Miquel's point

Miquel and Steiner's quadrilateral theorem

Let four lines made four triangles of a complete quadrilateral. In the diagram these are $\triangle ABC, \triangle ADE, \triangle CEF, \triangle BDF.$

Prove that the circumcircles of all four triangles meet at a single point.

Proof

Let circumcircle of $\triangle ABC$ circle $\Omega$ cross the circumcircle of $\triangle CEF$ circle $\omega$ at point $M.$

Let $AM$ cross $\omega$ second time in the point $G.$

$CMGF$ is cyclic $\implies \angle BCM = \angle MGF.$

$AMCB$ is cyclic $\implies \angle BCM + \angle BAM = 180^\circ \implies$

$\angle BAG + \angle AGF = 180^\circ \implies AB||GF.$

$CMGF$ is cyclic $\implies \angle AME = \angle EFG.$

$AD||GF \implies \angle ADE + \angle DFG = 180^\circ \implies \angle ADE + \angle AME = 180^\circ \implies$

$ADEM$ is cyclic and circumcircle of $\triangle ADE$ contain the point $M.$

Similarly circumcircle of $\triangle BDF$ contain the point $M$ as desired.

vladimir.shelomovskii@gmail.com, vvsss

Circle of circumcenters

Let four lines made four triangles of a complete quadrilateral.

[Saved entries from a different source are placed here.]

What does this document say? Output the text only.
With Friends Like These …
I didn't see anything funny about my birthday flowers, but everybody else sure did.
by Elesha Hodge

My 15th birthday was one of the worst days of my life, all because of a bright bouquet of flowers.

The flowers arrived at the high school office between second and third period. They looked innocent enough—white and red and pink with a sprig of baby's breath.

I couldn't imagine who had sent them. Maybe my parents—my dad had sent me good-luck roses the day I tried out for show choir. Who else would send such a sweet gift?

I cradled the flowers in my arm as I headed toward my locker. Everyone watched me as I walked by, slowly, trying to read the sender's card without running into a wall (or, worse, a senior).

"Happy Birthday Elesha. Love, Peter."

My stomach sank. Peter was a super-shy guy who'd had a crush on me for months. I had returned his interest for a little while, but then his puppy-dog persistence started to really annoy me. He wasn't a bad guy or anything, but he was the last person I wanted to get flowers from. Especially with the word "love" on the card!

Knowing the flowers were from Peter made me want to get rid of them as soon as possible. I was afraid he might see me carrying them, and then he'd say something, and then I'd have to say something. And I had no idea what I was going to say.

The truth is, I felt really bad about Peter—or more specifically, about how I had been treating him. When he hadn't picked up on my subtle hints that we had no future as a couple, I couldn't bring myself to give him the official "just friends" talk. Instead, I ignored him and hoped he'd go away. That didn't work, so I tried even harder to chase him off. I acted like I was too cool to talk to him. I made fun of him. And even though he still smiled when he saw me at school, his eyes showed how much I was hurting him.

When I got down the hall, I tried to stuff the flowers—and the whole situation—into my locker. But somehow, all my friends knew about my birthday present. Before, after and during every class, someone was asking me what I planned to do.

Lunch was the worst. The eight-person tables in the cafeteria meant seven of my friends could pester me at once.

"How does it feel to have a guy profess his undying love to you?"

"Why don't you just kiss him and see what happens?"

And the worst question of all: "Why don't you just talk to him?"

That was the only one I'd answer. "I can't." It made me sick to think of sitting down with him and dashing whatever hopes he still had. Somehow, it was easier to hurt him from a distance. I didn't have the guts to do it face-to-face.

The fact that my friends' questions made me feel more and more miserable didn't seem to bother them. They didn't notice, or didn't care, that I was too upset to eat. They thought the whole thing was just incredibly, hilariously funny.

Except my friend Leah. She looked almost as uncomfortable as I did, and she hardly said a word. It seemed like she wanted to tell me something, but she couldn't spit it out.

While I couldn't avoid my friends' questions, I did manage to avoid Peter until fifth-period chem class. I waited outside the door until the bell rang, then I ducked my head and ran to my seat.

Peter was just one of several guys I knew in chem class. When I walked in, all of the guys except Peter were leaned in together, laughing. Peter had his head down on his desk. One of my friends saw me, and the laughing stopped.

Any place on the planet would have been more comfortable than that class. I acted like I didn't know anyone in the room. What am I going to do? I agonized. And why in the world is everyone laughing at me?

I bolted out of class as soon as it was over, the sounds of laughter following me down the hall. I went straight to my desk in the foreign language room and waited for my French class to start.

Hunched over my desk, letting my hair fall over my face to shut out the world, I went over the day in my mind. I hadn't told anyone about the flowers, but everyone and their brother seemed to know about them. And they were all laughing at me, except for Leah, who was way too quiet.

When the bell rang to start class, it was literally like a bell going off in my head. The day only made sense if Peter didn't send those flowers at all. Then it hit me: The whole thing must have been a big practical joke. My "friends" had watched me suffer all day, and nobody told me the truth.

In the diagram these are $\triangle ABC, \triangle ADE, \triangle CEF, \triangle BDF.$

Prove that the circumcenters of all four triangles and point $M$ are concyclic.

Proof

Let $\Omega, \omega, \Omega',$ and $\omega'$ be the circumcircles of $\triangle ABC, \triangle CEF, \triangle BDF,$ and $\triangle ADE,$ respectively.